Angio

The Angio Suite

I had leaned in
So closely
You must have felt
My breath
Upon your cheeks
And seen the terror
In my eyes
Yet you accepted
My deceit
As I held your head
Tightly in my hands
And lied to you
Saying everything
Would be okay
Only because
We needed you
To keep still and calm
On the Angio table
Amidst the chaos
Of the defibrillator
A Code Blue
In the worst way
With me silently hoping
That you felt no pain
As your life ended
Right there in my arms
With me not ready
To let you go
And trying so hard
To keep it together
To let you know
With my embrace
That I truly cared
And to somehow
Fill the place
Of your family
Now all at home
For, I had genuinely
Shared their grief
As their tears came
Streaming down my face
For those few moments
When I had loved you
Like a daughter
In their place

4 Comments

  • CptKD commented on April 25, 2016

    My Mom is still holding on . . .
    But I KNOW that IT will come!

    I know that she’s so scared . . .
    Just as I am petrified!

    Yet our FEARS are for such
    different things – Differing reasons!
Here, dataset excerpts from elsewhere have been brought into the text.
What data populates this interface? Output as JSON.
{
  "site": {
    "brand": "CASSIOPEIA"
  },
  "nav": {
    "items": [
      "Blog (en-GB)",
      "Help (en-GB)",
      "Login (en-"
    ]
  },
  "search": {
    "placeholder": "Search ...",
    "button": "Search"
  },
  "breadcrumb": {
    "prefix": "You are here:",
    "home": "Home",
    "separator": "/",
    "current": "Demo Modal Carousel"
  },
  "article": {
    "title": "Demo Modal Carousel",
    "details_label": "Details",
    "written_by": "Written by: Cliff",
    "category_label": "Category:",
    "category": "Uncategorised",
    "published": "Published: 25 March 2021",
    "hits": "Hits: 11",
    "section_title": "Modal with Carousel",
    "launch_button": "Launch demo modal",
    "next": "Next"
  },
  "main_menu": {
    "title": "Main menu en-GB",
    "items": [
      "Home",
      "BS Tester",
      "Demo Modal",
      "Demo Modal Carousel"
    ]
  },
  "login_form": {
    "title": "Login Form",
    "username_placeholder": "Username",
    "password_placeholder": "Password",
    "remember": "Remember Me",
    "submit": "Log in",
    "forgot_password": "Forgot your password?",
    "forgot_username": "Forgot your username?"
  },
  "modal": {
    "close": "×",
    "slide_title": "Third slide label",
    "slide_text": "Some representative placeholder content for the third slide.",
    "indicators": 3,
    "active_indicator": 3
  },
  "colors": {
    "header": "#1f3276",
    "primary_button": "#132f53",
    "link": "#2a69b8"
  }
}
    And Still – In many ways . . .
    They are for the same damn thing!

    Letting go – Moving on . . .
    Without one another!

    This Good-Bye . . .
    Is like NO Other!

    • suzanne commented on April 28, 2016

      Sending you a hug!

  • suzanne commented on September 20, 2015

    It’s not about finding peace. More about keeping life meaningful, emotions and memories alive, and nurturing the soul. It also keeps empathy alive.

  • Sharon Cudek commented on September 20, 2015

    Suzanne,

    How beautiful and eloquent you put these heart wrenching memories into words when so many times these moments are trapped within, stuck in my throat unable to flow past my tears.